Three minutes into his debut at the annual SEC Football Media Days and Zook already had his game face on. His tie had spilled out of his sportcoat, his energy level was at DefCon 1, and the assembled print hacks were asking for defibrillators to restart their microcassette recorders. Any more intense and Zook would have run an Oklahoma drill on the ballroom carpet.
Zook wasn't Florida's first choice. Or second. He has never been a head coach on any level. He replaces the alpha coach of the SEC, of Division I-A, for that matter. In a 15-day span in September he faces defending national champion Miami at The Swamp and SEC runner-up Tennessee at Neyland Stadium.
Nearly 20 years ago Zook jotted down a wish-list of 10 head coaching jobs. Florida was No. 1. Now that he has it (thank you, Bob Stoops and Mike Shanahan), Zook is hell bent on making the most of the opportunity.
The former New Orleans Saints defensive coordinator puts a happy Gator face on everything.
Best thing about coaching in college again? "I don't have to play the St. Louis Rams anymore," he says.
How does he explain the energy surges? "If you sleep four hours fast, that's like eight hours sleep," says Yogi Jr.

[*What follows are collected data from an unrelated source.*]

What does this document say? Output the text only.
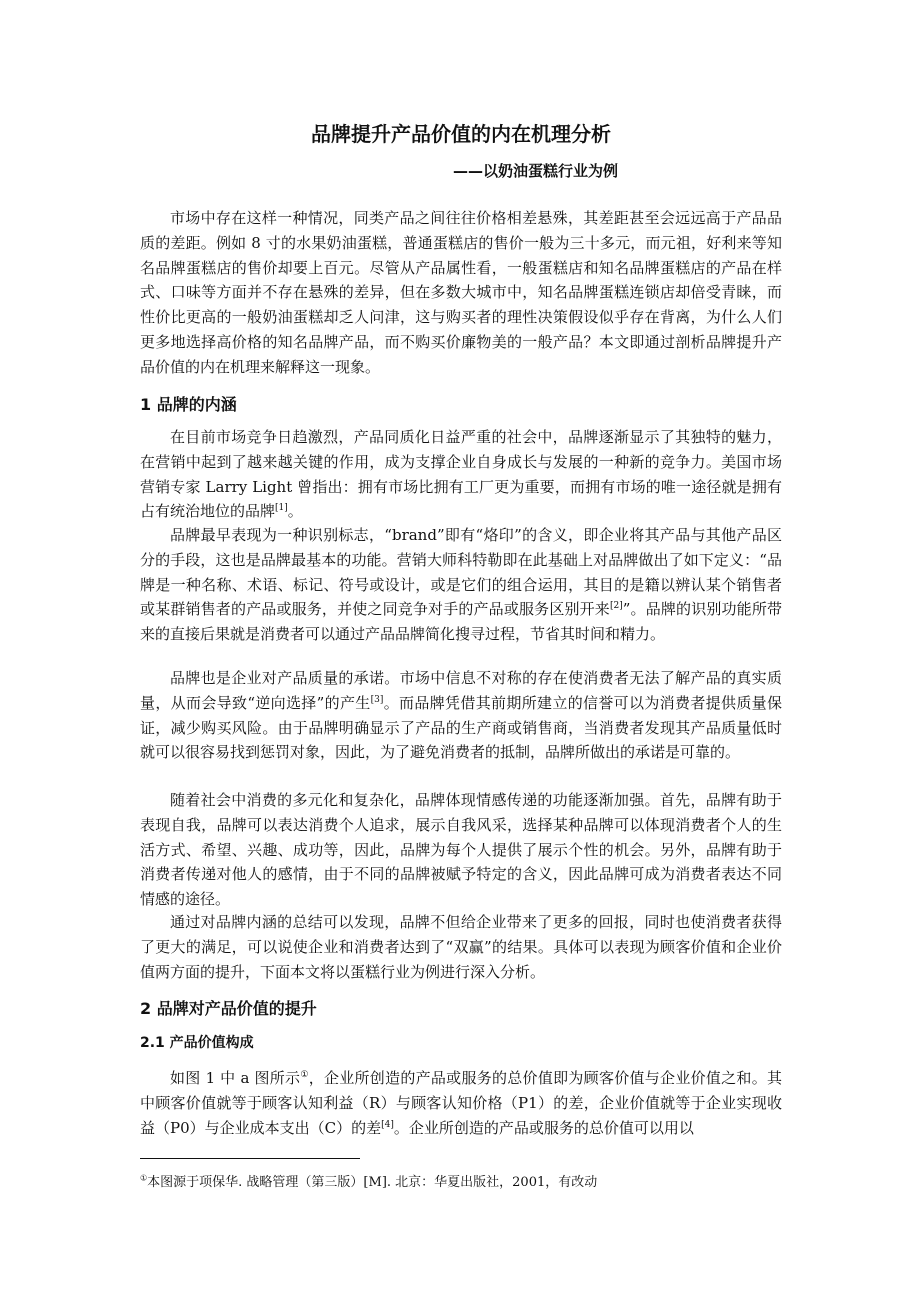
品牌提升产品价值的内在机理分析
——以奶油蛋糕行业为例

市场中存在这样一种情况，同类产品之间往往价格相差悬殊，其差距甚至会远远高于产品品质的差距。例如 8 寸的水果奶油蛋糕，普通蛋糕店的售价一般为三十多元，而元祖，好利来等知名品牌蛋糕店的售价却要上百元。尽管从产品属性看，一般蛋糕店和知名品牌蛋糕店的产品在样式、口味等方面并不存在悬殊的差异，但在多数大城市中，知名品牌蛋糕连锁店却倍受青睐，而性价比更高的一般奶油蛋糕却乏人问津，这与购买者的理性决策假设似乎存在背离，为什么人们更多地选择高价格的知名品牌产品，而不购买价廉物美的一般产品？本文即通过剖析品牌提升产品价值的内在机理来解释这一现象。

1 品牌的内涵

在目前市场竞争日趋激烈，产品同质化日益严重的社会中，品牌逐渐显示了其独特的魅力，在营销中起到了越来越关键的作用，成为支撑企业自身成长与发展的一种新的竞争力。美国市场营销专家 Larry Light 曾指出：拥有市场比拥有工厂更为重要，而拥有市场的唯一途径就是拥有占有统治地位的品牌[1]。

品牌最早表现为一种识别标志，“brand”即有“烙印”的含义，即企业将其产品与其他产品区分的手段，这也是品牌最基本的功能。营销大师科特勒即在此基础上对品牌做出了如下定义：“品牌是一种名称、术语、标记、符号或设计，或是它们的组合运用，其目的是籍以辨认某个销售者或某群销售者的产品或服务，并使之同竞争对手的产品或服务区别开来[2]”。品牌的识别功能所带来的直接后果就是消费者可以通过产品品牌简化搜寻过程，节省其时间和精力。

品牌也是企业对产品质量的承诺。市场中信息不对称的存在使消费者无法了解产品的真实质量，从而会导致“逆向选择”的产生[3]。而品牌凭借其前期所建立的信誉可以为消费者提供质量保证，减少购买风险。由于品牌明确显示了产品的生产商或销售商，当消费者发现其产品质量低时就可以很容易找到惩罚对象，因此，为了避免消费者的抵制，品牌所做出的承诺是可靠的。

随着社会中消费的多元化和复杂化，品牌体现情感传递的功能逐渐加强。首先，品牌有助于表现自我，品牌可以表达消费个人追求，展示自我风采，选择某种品牌可以体现消费者个人的生活方式、希望、兴趣、成功等，因此，品牌为每个人提供了展示个性的机会。另外，品牌有助于消费者传递对他人的感情，由于不同的品牌被赋予特定的含义，因此品牌可成为消费者表达不同情感的途径。

通过对品牌内涵的总结可以发现，品牌不但给企业带来了更多的回报，同时也使消费者获得了更大的满足，可以说使企业和消费者达到了“双赢”的结果。具体可以表现为顾客价值和企业价值两方面的提升，下面本文将以蛋糕行业为例进行深入分析。

2 品牌对产品价值的提升
2.1 产品价值构成

如图 1 中 a 图所示①，企业所创造的产品或服务的总价值即为顾客价值与企业价值之和。其中顾客价值就等于顾客认知利益（R）与顾客认知价格（P1）的差，企业价值就等于企业实现收益（P0）与企业成本支出（C）的差[4]。企业所创造的产品或服务的总价值可以用以

①本图源于项保华. 战略管理（第三版）[M]. 北京：华夏出版社，2001，有改动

Philosophy on visor wearing and throwing? "Only if it rains," he says. "Only if the sun is in my eyes. If it rains I'll wear a hat."
Zook is no Spurrier, which is the way it should be. There is only one Ballcoach, and he's in Japan right now, drawing up ballplays, counting the nanoseconds until he can get back on the Washington Redskins' charter. After all, that's why they call it an Era: Spurrier came, he saw, he kicked SEC butt.
Now it's Zook's turn. So far he's pulled the seating from the Gators' practice field (You vil stand and you vil like it!), turned the tempo up in workouts and approved an offense that features more shotgun, more no-huddle, more rollouts, more option plays, more running. He doesn't have Spurrier's sense of verbal panache, but he's capable of a decent practical joke. At the end of the Gators' spring game, Zook called the team together and told it he had petitioned the NCAA for 15 more practices. "And since I'm a new coach, they granted the request," he said.
The Gators thought he was serious. Then he smiled.
"I learned a long time ago I had to be me," he says. "I have to be me. I can't come in here and be somebody else."
And there's the rub. Zook is caught between a Spurrier and a hard place. He has preseason Heisman Trophy favorite Rex Grossman at quarterback, and Earnest Graham at running back, and Taylor Jacobs at wide receiver, and the usual collection of Florida talent on the roster. But he also has the sequoia-tall shadow of Stevie Ballcoach, and a schedule that features the Hurricanes, Vols, SEC champ LSU, SEC East favorite Georgia, better-than-you-think South Carolina, Ole Miss at Oxford and Florida State at Tallahassee. Start 2-2 and folks in Gainesville are going to wish Zook was someone else ... or somewhere else.
Truth is, Zook won't get the same benefit of the doubt that Stoops or Shanahan would have received. But Zook knew that coming in. Those guys have football legacies. Zook has none.
According to Grossman, the Gators are buying into the Zook mentality. "Anytime there's a change, people get a little nervous," says Grossman. "But there's no reason this year won't be like any other year."
That's a tidy, but naïve way of looking at things. This won't be like any other year because Spurrier will be flinging visors in our nation's capital and Zook will be making his coaching debut at month's end.
One thing is for sure, though: "I think he's going to have some great pregame speeches," says Grossman.